Why does this conclusion follow?

Of course similar text compresses more efficiently, but NNs don’t work with compressed (varying-size) representations, they work with vector representations which happen to be close in similarity space

they work with compressed representations, you take an arbitrary information with varying entropy into a fized size vector representation, that's a compression.

  • That's like saying hashing is compression because the output is always x bits. You see what I mean, right?

    • Hashing is literally compression (and is considered so), it's just not easily decompressable.

      It's also often lossy, though it depends on your input space.

      For example, if you accept all text of all length, then it's lossy for sure. But if you were to accept something like "the text of any book", then it's easy to make it non-lossy.

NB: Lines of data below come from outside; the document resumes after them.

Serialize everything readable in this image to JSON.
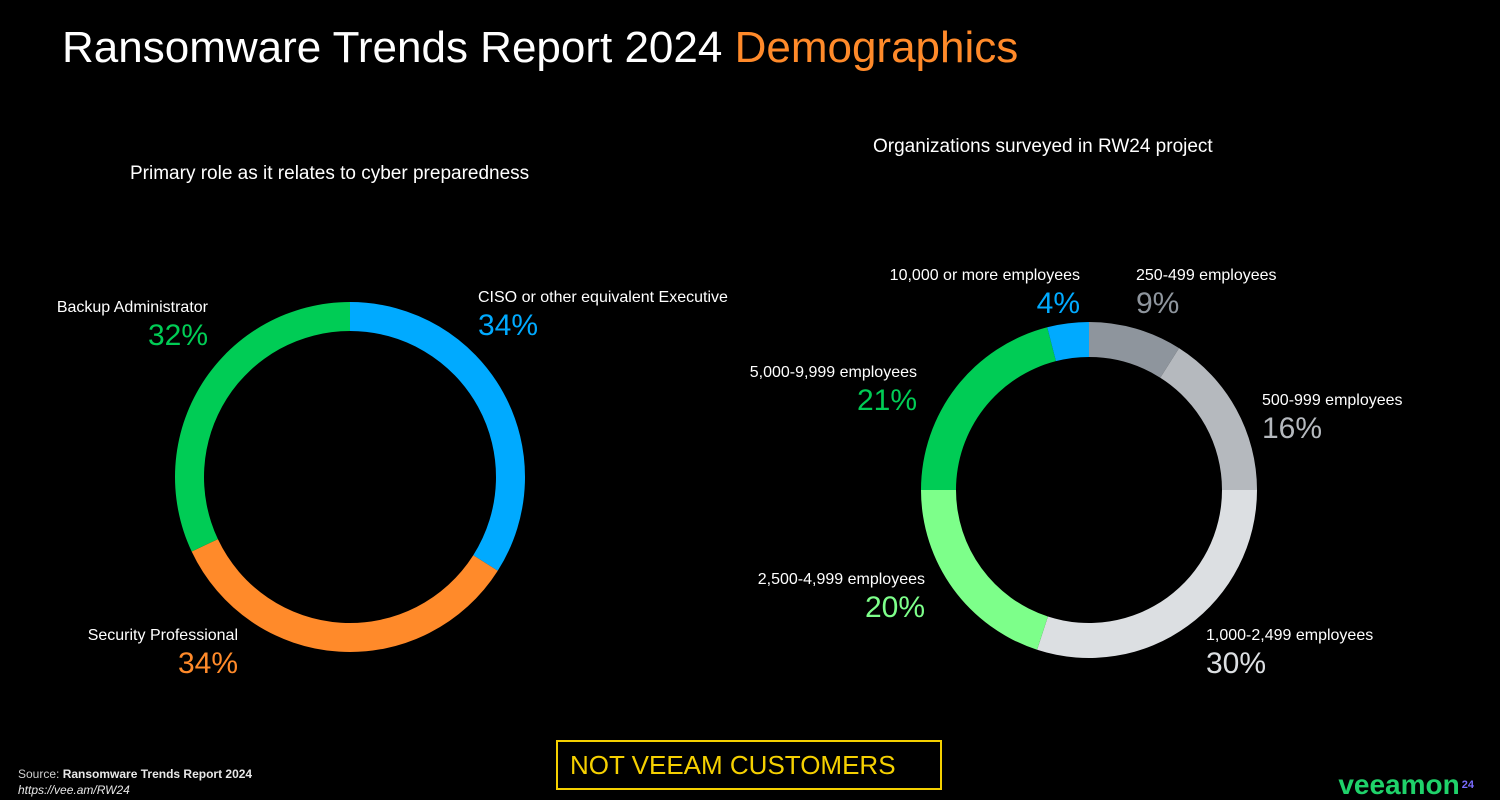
{
  "header": {
    "title_main": "Ransomware Trends Report 2024",
    "title_accent": "Demographics"
  },
  "chart_data": [
    {
      "type": "pie",
      "title": "Primary role as it relates to cyber preparedness",
      "categories": [
        "CISO or other equivalent Executive",
        "Security Professional",
        "Backup Administrator"
      ],
      "values": [
        34,
        34,
        32
      ],
      "labels": [
        "34%",
        "34%",
        "32%"
      ],
      "colors": [
        "#00aaff",
        "#ff8a2a",
        "#00cc55"
      ]
    },
    {
      "type": "pie",
      "title": "Organizations surveyed in RW24 project",
      "categories": [
        "250-499 employees",
        "500-999 employees",
        "1,000-2,499 employees",
        "2,500-4,999 employees",
        "5,000-9,999 employees",
        "10,000 or more employees"
      ],
      "values": [
        9,
        16,
        30,
        20,
        21,
        4
      ],
      "labels": [
        "9%",
        "16%",
        "30%",
        "20%",
        "21%",
        "4%"
      ],
      "colors": [
        "#8e959d",
        "#b5b9be",
        "#dcdfe2",
        "#7dff8a",
        "#00cc55",
        "#00aaff"
      ]
    }
  ],
  "footer": {
    "banner": "NOT VEEAM CUSTOMERS",
    "source_prefix": "Source:",
    "source_name": "Ransomware Trends Report 2024",
    "source_url": "https://vee.am/RW24",
    "brand": "veeamon",
    "brand_sup": "24"
  }
}
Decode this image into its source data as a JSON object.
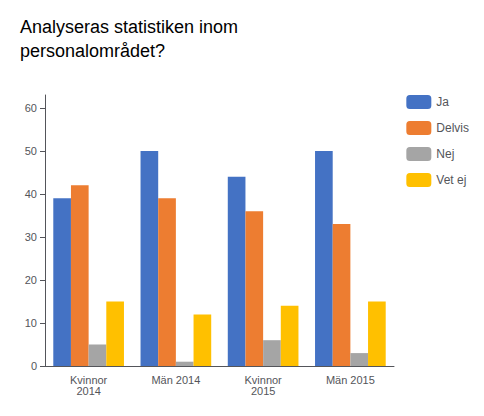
{
  "chart_data": {
    "type": "bar",
    "title": "Analyseras statistiken inom\npersonalområdet?",
    "categories": [
      "Kvinnor\n2014",
      "Män 2014",
      "Kvinnor\n2015",
      "Män 2015"
    ],
    "series": [
      {
        "name": "Ja",
        "color": "#4472C4",
        "values": [
          39,
          50,
          44,
          50
        ]
      },
      {
        "name": "Delvis",
        "color": "#ED7D31",
        "values": [
          42,
          39,
          36,
          33
        ]
      },
      {
        "name": "Nej",
        "color": "#A5A5A5",
        "values": [
          5,
          1,
          6,
          3
        ]
      },
      {
        "name": "Vet ej",
        "color": "#FFC000",
        "values": [
          15,
          12,
          14,
          15
        ]
      }
    ],
    "ylim": [
      0,
      63
    ],
    "yticks": [
      0,
      10,
      20,
      30,
      40,
      50,
      60
    ],
    "grid": false,
    "legend": "upper right"
  }
}
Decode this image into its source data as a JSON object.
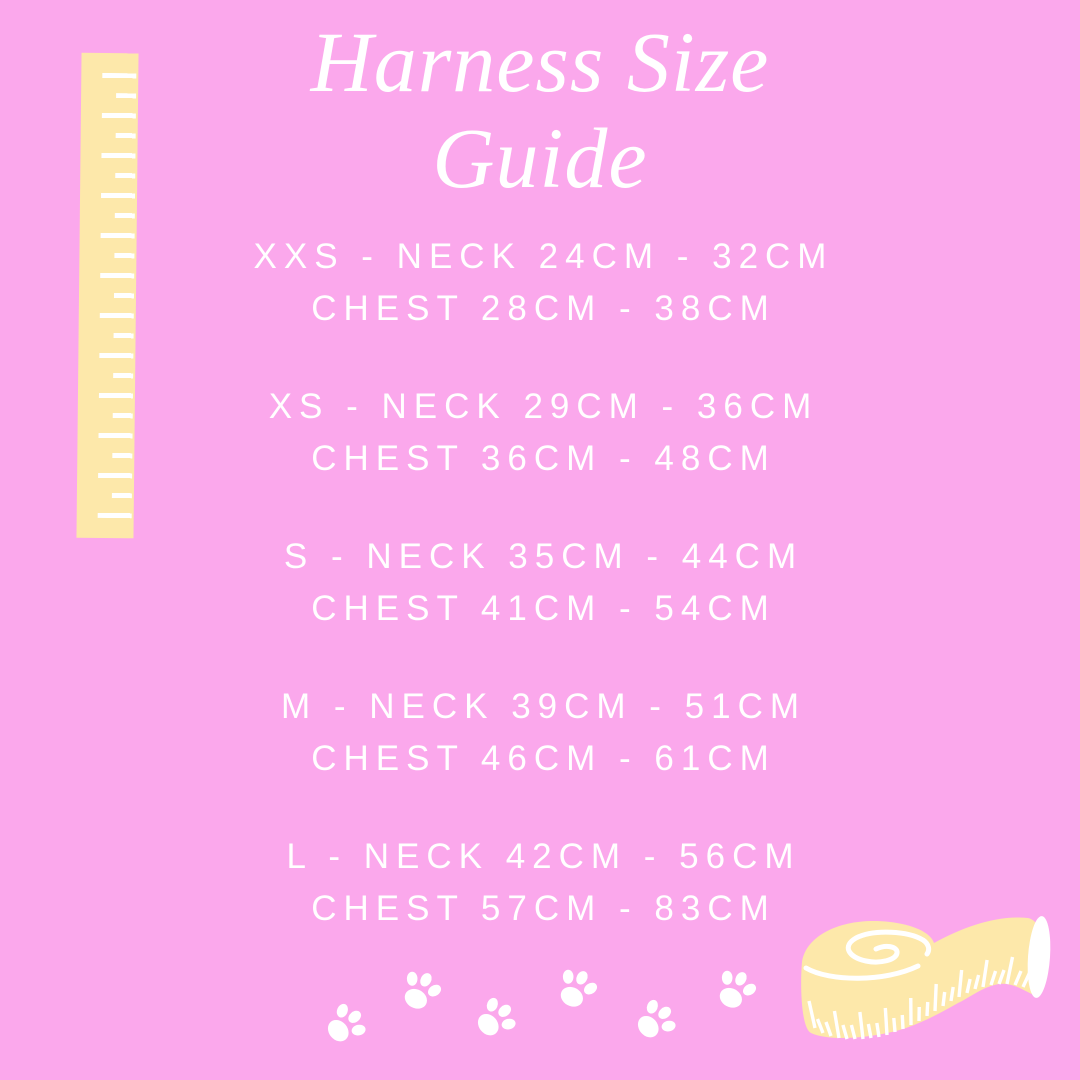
{
  "canvas": {
    "background_color": "#fba8ec",
    "illustration_color": "#fde8aa",
    "text_color": "#ffffff"
  },
  "title": {
    "line1": "Harness Size",
    "line2": "Guide"
  },
  "sizes": [
    {
      "label": "XXS",
      "line1": "XXS - NECK 24CM - 32CM",
      "line2": "CHEST 28CM - 38CM"
    },
    {
      "label": "XS",
      "line1": "XS - NECK 29CM - 36CM",
      "line2": "CHEST 36CM - 48CM"
    },
    {
      "label": "S",
      "line1": "S - NECK 35CM - 44CM",
      "line2": "CHEST 41CM - 54CM"
    },
    {
      "label": "M",
      "line1": "M - NECK 39CM - 51CM",
      "line2": "CHEST 46CM - 61CM"
    },
    {
      "label": "L",
      "line1": "L - NECK 42CM - 56CM",
      "line2": "CHEST 57CM - 83CM"
    }
  ],
  "decorations": {
    "ruler": "ruler-illustration",
    "measuring_tape": "measuring-tape-illustration",
    "paw_print_count": 6
  }
}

      There's only like 140-150 million books in the world, at a rough estimate, so you could easily losslessly compress all the existing books in the world to a few bytes. Even if you multiply to all variants and translations, it would still likely hash to less than 100 bytes. But you still have to store the table of books somewhere at least once, and it wouldn't be able to compress new books :P

    • I'm not sure I see the distinction. Hashing is compression because the output is fixed size. It's mapping to a codebook that could be used to try to map back to the original space. Its incredibly lossy by design but it is a type of (bad) compression

    • > hashing is compression because the output is always x bits

      Well, in certain specific scenarios, a perfect hash (MPHF) can be used as a "compression" method.